Three Seagrass extricated herself from her whirl of infographs. “Did he write to the office?” she asked, puzzled. “I thought he was entirely enamored of sending you anonymous messages on infofiche sticks.”
“He didn’t write, no,” Mahit said. “But I might write to him. Do you trust him?”
“That is a very different question than how long I’ve known him.”
“The one leads into the other,” said Mahit.
“Do you trust me?”
She could look so calm and ask such personal questions. Maybe it was a Teixcalaanli trait. It reminded Mahit of Nineteen Adze, which didn’t exactly make her feel more trusting.
Nevertheless, she said, “As much as I trust anyone in the City,” and said it honestly.
“And with us only working together for half a week.” Three Seagrass smiled, the corners of her eyes tilting up. “Not that you are spoiled much for choice, considering! I like Twelve Azalea, Mahit. We’ve been friends since we both joined the Information Ministry as tiny ignorant cadets.

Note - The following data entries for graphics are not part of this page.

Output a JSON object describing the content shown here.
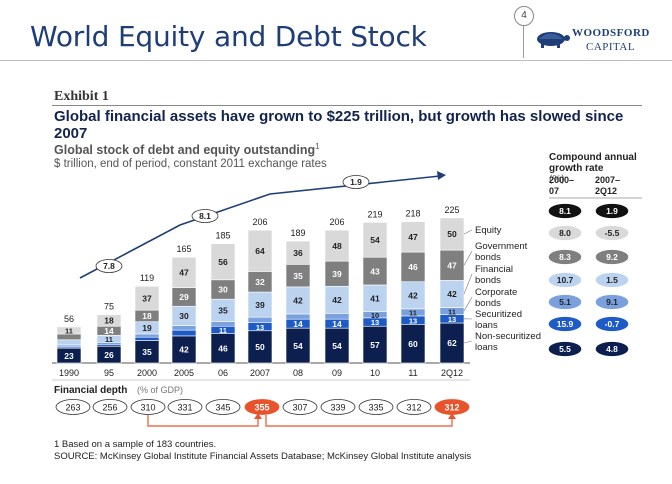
{
  "slide": {
    "title": "World Equity and Debt Stock",
    "page_number": "4",
    "logo_line1": "WOODSFORD",
    "logo_line2": "CAPITAL"
  },
  "exhibit": {
    "label": "Exhibit 1",
    "headline": "Global financial assets have grown to $225 trillion, but growth has slowed since 2007",
    "subtitle": "Global stock of debt and equity outstanding",
    "subtitle_footnote_mark": "1",
    "units": "$ trillion, end of period, constant 2011 exchange rates"
  },
  "chart_data": {
    "type": "bar",
    "stacked": true,
    "categories": [
      "1990",
      "95",
      "2000",
      "2005",
      "06",
      "2007",
      "08",
      "09",
      "10",
      "11",
      "2Q12"
    ],
    "series": [
      {
        "name": "Non-securitized loans",
        "color": "#0c1f4f",
        "values": [
          23,
          26,
          35,
          42,
          46,
          50,
          54,
          54,
          57,
          60,
          62
        ]
      },
      {
        "name": "Securitized loans",
        "color": "#1f5bc7",
        "values": [
          2,
          3,
          5,
          9,
          11,
          13,
          14,
          14,
          13,
          13,
          13
        ]
      },
      {
        "name": "Corporate bonds",
        "color": "#7aa0dd",
        "values": [
          3,
          3,
          5,
          7,
          7,
          8,
          8,
          9,
          10,
          11,
          11
        ]
      },
      {
        "name": "Financial bonds",
        "color": "#bcd3f0",
        "values": [
          8,
          11,
          19,
          30,
          35,
          39,
          42,
          42,
          41,
          42,
          42
        ]
      },
      {
        "name": "Government bonds",
        "color": "#7f7f7f",
        "values": [
          9,
          14,
          18,
          29,
          30,
          32,
          35,
          39,
          43,
          46,
          47
        ]
      },
      {
        "name": "Equity",
        "color": "#d9d9d9",
        "values": [
          11,
          18,
          37,
          47,
          56,
          64,
          36,
          48,
          54,
          47,
          50
        ]
      }
    ],
    "totals": [
      56,
      75,
      119,
      165,
      185,
      206,
      189,
      206,
      219,
      218,
      225
    ],
    "total_callouts": [
      {
        "from": "1990",
        "to": "2000",
        "label": "7.8"
      },
      {
        "from": "2000",
        "to": "2007",
        "label": "8.1"
      },
      {
        "from": "2007",
        "to": "2Q12",
        "label": "1.9"
      }
    ],
    "growth_table": {
      "title": "Compound annual growth rate",
      "title_suffix": "(%)",
      "columns": [
        "2000–07",
        "2007–2Q12"
      ],
      "col1_lines": [
        "2000–",
        "07"
      ],
      "col2_lines": [
        "2007–",
        "2Q12"
      ],
      "total_row": [
        "8.1",
        "1.9"
      ],
      "rows": [
        {
          "series": "Equity",
          "values": [
            "8.0",
            "-5.5"
          ]
        },
        {
          "series": "Government bonds",
          "values": [
            "8.3",
            "9.2"
          ]
        },
        {
          "series": "Financial bonds",
          "values": [
            "10.7",
            "1.5"
          ]
        },
        {
          "series": "Corporate bonds",
          "values": [
            "5.1",
            "9.1"
          ]
        },
        {
          "series": "Securitized loans",
          "values": [
            "15.9",
            "-0.7"
          ]
        },
        {
          "series": "Non-securitized loans",
          "values": [
            "5.5",
            "4.8"
          ]
        }
      ]
    },
    "legend": [
      [
        "Equity"
      ],
      [
        "Government",
        "bonds"
      ],
      [
        "Financial",
        "bonds"
      ],
      [
        "Corporate",
        "bonds"
      ],
      [
        "Securitized",
        "loans"
      ],
      [
        "Non-securitized",
        "loans"
      ]
    ],
    "financial_depth": {
      "label": "Financial depth",
      "label_suffix": "(% of GDP)",
      "values": [
        "263",
        "256",
        "310",
        "331",
        "345",
        "355",
        "307",
        "339",
        "335",
        "312",
        "312"
      ],
      "highlighted": [
        "2007",
        "2Q12"
      ],
      "highlight_color": "#e8532b"
    }
  },
  "footnote": "1  Based on a sample of 183 countries.",
  "source": "SOURCE: McKinsey Global Institute Financial Assets Database; McKinsey Global Institute analysis"
}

But he is conniving and theatrical and convinced he’s immortal.”
“I’ve noticed,” Mahit said dryly.
“So trusting him depends entirely on what you want him to do. What do you want him to do?”
“Something he’ll probably enjoy, as it’s both conniving and theatrical. And … secret.” Mahit gestured at the infograph screens, and then at her ears.
“Well, he’ll like it. Whatever it is. But I can’t tell you if he’ll do it if I don’t know what it is.”
Mahit said, “This message-task list that I’m using—that’s on your cloudhook, isn’t it. And a person’s cloudhook is private to them.”
“Or to whoever is wearing it,” Three Seagras
s said, pleased. “I think I get the idea. Pass it back over when you’re ready.”
Composing a message to the Ambassador of Lsel and sending it to herself was fairly trivial. Mahit wrote, drawing glyphs in the air with her finger on the cloudhook’s projected screen that only she could see: Twelve Azalea should return to the morgue and retrieve the machine we discussed. Then she lifted Three Seagrass’s cloudhook off her head, blinking at the restoration of the other side of her vision, and gave it back.
After she had read the message, Three Seagrass asked, “Do you want that for yourself?”
“No,” said Mahit. “I have one, and besides, that one isn’t useful anymore—it’s recording decay and nothing else.”
“Could it record something else?”
Mahit thought about it. “If it was correctly installed, maybe? I’m not sure. I really am not an ixplanatl, Three Seagrass.”
“Mm. Well, Twelve Azalea will do it, I’m sure, and he’ll even keep quiet about it, but—” She shrugged.
“But what?”
“You’ll owe him a favor. And he’ll probably take it apart and make schematic drawings. He’ll tell you it’s out of his own curiosity, and he won’t even lie. Him being curious is how we used to get into half of the trouble we got into.”
“How,” Mahit asked, amused despite herself, “did you get into the other half?”
“I make friends with terribly interesting people with terribly complicated problems.”
“So nothing has changed,” Mahit said, feeling on the verge of laughter; feeling again the absolute danger of thinking Three Seagrass was her friend like a Stationer could be her friend.
“I did say you were my first barbarian. So, a little change.”
Like that. That unbridgeable gap. Maybe if Mahit hadn’t been the ambassador, if she’d met her at an oration contest, in some other life where Mahit had never taken up Yskandr’s imago-line but had won a travel visa and a scholarship—maybe in that life she could have argued. Told Three Seagrass more of the truth of what she felt.